Gov. Charlie Baker last week signed into law a bill that clears the title of previously foreclosed-upon properties, curing the so-called Ibanez defects after a period of three years.
The law provides a three-year statute of limitations for borrowers to seek to regain title to their property after a foreclosure. The law also says that the affidavit of sale recorded with the foreclosure deed will be considered conclusive evidence of compliance with foreclosure statutes once it has been on record for three years.
The law does not apply to borrowers currently challenging their foreclosures, nor does it prevent borrowers from raising defects during the three-year period.
The law also does not prevent borrowers from suing lenders over defective foreclosures, even after the title has cleared.
Borrowers who were foreclosed upon three or more years ago will still have a year to pursue claims against their foreclosing lender.

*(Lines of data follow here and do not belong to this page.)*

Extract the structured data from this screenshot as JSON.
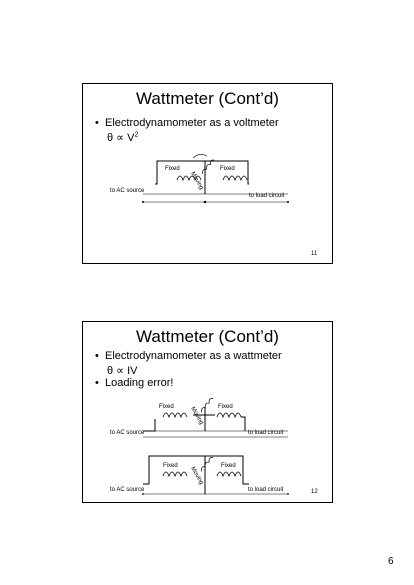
{
  "slides": [
    {
      "title": "Wattmeter (Cont’d)",
      "bullets": [
        "Electrodynamometer as a voltmeter"
      ],
      "formula": "θ ∝ V",
      "formula_exp": "2",
      "diagram": {
        "fixed_left": "Fixed",
        "fixed_right": "Fixed",
        "moving": "Moving",
        "source": "to AC source",
        "load": "to load circuit"
      },
      "number": "11"
    },
    {
      "title": "Wattmeter (Cont’d)",
      "bullets": [
        "Electrodynamometer as a wattmeter",
        "Loading error!"
      ],
      "formula": "θ ∝ IV",
      "diagrams": [
        {
          "fixed_left": "Fixed",
          "fixed_right": "Fixed",
          "moving": "Moving",
          "source": "to AC source",
          "load": "to load circuit"
        },
        {
          "fixed_left": "Fixed",
          "fixed_right": "Fixed",
          "moving": "Moving",
          "source": "to AC source",
          "load": "to load circuit"
        }
      ],
      "number": "12"
    }
  ],
  "page_number": "6"
}
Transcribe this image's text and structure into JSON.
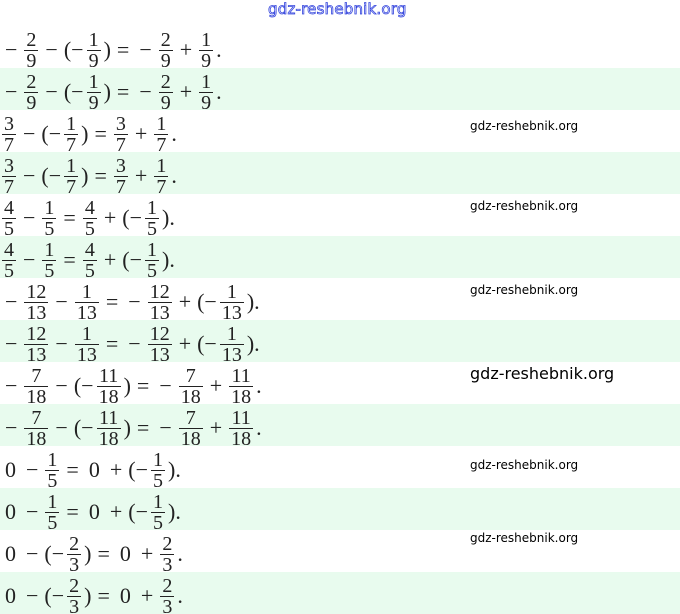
{
  "header": {
    "watermark": "gdz-reshebnik.org"
  },
  "equations": [
    [
      {
        "t": "op",
        "v": "−"
      },
      {
        "t": "frac",
        "n": "2",
        "d": "9"
      },
      {
        "t": "op",
        "v": "−"
      },
      {
        "t": "op",
        "v": "(−"
      },
      {
        "t": "frac",
        "n": "1",
        "d": "9"
      },
      {
        "t": "op",
        "v": ")"
      },
      {
        "t": "op",
        "v": "="
      },
      {
        "t": "op",
        "v": "−"
      },
      {
        "t": "frac",
        "n": "2",
        "d": "9"
      },
      {
        "t": "op",
        "v": "+"
      },
      {
        "t": "frac",
        "n": "1",
        "d": "9"
      },
      {
        "t": "op",
        "v": "."
      }
    ],
    [
      {
        "t": "frac",
        "n": "3",
        "d": "7"
      },
      {
        "t": "op",
        "v": "−"
      },
      {
        "t": "op",
        "v": "(−"
      },
      {
        "t": "frac",
        "n": "1",
        "d": "7"
      },
      {
        "t": "op",
        "v": ")"
      },
      {
        "t": "op",
        "v": "="
      },
      {
        "t": "frac",
        "n": "3",
        "d": "7"
      },
      {
        "t": "op",
        "v": "+"
      },
      {
        "t": "frac",
        "n": "1",
        "d": "7"
      },
      {
        "t": "op",
        "v": "."
      }
    ],
    [
      {
        "t": "frac",
        "n": "4",
        "d": "5"
      },
      {
        "t": "op",
        "v": "−"
      },
      {
        "t": "frac",
        "n": "1",
        "d": "5"
      },
      {
        "t": "op",
        "v": "="
      },
      {
        "t": "frac",
        "n": "4",
        "d": "5"
      },
      {
        "t": "op",
        "v": "+"
      },
      {
        "t": "op",
        "v": "(−"
      },
      {
        "t": "frac",
        "n": "1",
        "d": "5"
      },
      {
        "t": "op",
        "v": ")."
      }
    ],
    [
      {
        "t": "op",
        "v": "−"
      },
      {
        "t": "frac",
        "n": "12",
        "d": "13"
      },
      {
        "t": "op",
        "v": "−"
      },
      {
        "t": "frac",
        "n": "1",
        "d": "13"
      },
      {
        "t": "op",
        "v": "="
      },
      {
        "t": "op",
        "v": "−"
      },
      {
        "t": "frac",
        "n": "12",
        "d": "13"
      },
      {
        "t": "op",
        "v": "+"
      },
      {
        "t": "op",
        "v": "(−"
      },
      {
        "t": "frac",
        "n": "1",
        "d": "13"
      },
      {
        "t": "op",
        "v": ")."
      }
    ],
    [
      {
        "t": "op",
        "v": "−"
      },
      {
        "t": "frac",
        "n": "7",
        "d": "18"
      },
      {
        "t": "op",
        "v": "−"
      },
      {
        "t": "op",
        "v": "(−"
      },
      {
        "t": "frac",
        "n": "11",
        "d": "18"
      },
      {
        "t": "op",
        "v": ")"
      },
      {
        "t": "op",
        "v": "="
      },
      {
        "t": "op",
        "v": "−"
      },
      {
        "t": "frac",
        "n": "7",
        "d": "18"
      },
      {
        "t": "op",
        "v": "+"
      },
      {
        "t": "frac",
        "n": "11",
        "d": "18"
      },
      {
        "t": "op",
        "v": "."
      }
    ],
    [
      {
        "t": "op",
        "v": "0"
      },
      {
        "t": "op",
        "v": "−"
      },
      {
        "t": "frac",
        "n": "1",
        "d": "5"
      },
      {
        "t": "op",
        "v": "="
      },
      {
        "t": "op",
        "v": "0"
      },
      {
        "t": "op",
        "v": "+"
      },
      {
        "t": "op",
        "v": "(−"
      },
      {
        "t": "frac",
        "n": "1",
        "d": "5"
      },
      {
        "t": "op",
        "v": ")."
      }
    ],
    [
      {
        "t": "op",
        "v": "0"
      },
      {
        "t": "op",
        "v": "−"
      },
      {
        "t": "op",
        "v": "(−"
      },
      {
        "t": "frac",
        "n": "2",
        "d": "3"
      },
      {
        "t": "op",
        "v": ")"
      },
      {
        "t": "op",
        "v": "="
      },
      {
        "t": "op",
        "v": "0"
      },
      {
        "t": "op",
        "v": "+"
      },
      {
        "t": "frac",
        "n": "2",
        "d": "3"
      },
      {
        "t": "op",
        "v": "."
      }
    ]
  ],
  "watermarks": [
    "gdz-reshebnik.org",
    "gdz-reshebnik.org",
    "gdz-reshebnik.org",
    "gdz-reshebnik.org",
    "gdz-reshebnik.org",
    "gdz-reshebnik.org"
  ],
  "colors": {
    "row_alt": "#e8fbee",
    "header_watermark": "#3344dd"
  }
}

Peter Wittenborg, executive director of the Real Estate Bar Association for Massachusetts, wrote a letter urging the governor to sign the bill into law last week and said his members were thrilled by the news of its passing.
“This long-awaited legislation will help innumerable homeowners whose post-foreclosure residential real estate titles have been clouded by the SJC’s 2011 Ibanez v. U.S. Bank decision,” Wittenborg said.
In that decision, the Massachusetts SJC ruled that U.S. Bank’s foreclosure on Antonio Ibanez’s property was invalid. U.S. Bank had bought the mortgage from another lender and didn’t record it for more than a year after starting the foreclosure process.
The SJC invalidated U.S. Bank’s foreclosure on Ibanez because it hadn’t recorded the mortgage and therefore wasn’t the legal mortgagor when the foreclosure commenced.
Grace Ross, of the Massachusetts Alliance Against Predatory Lending, lobbied against the bill. She said instead of clearing property titles it will “muddy the waters.”
“The bill is the darling of the title insurance industry,” Ross said. “It purports to clear title. We’re still not convinced that it does. It doesn’t comport with any existing laws that clear title going back to the constitution.”
Ross said the focus should be on repairing each individual title defect is repaired, not by simply declaring them repaired after three years. She also said the bill would disproportionately affect communities of people who were the targets of predatory lending in the first place.
“The bill is discriminatory because we’re wiping out the money of communities of color and women heads of households,” Ross said. “This bill disparately denies them their right to justice.”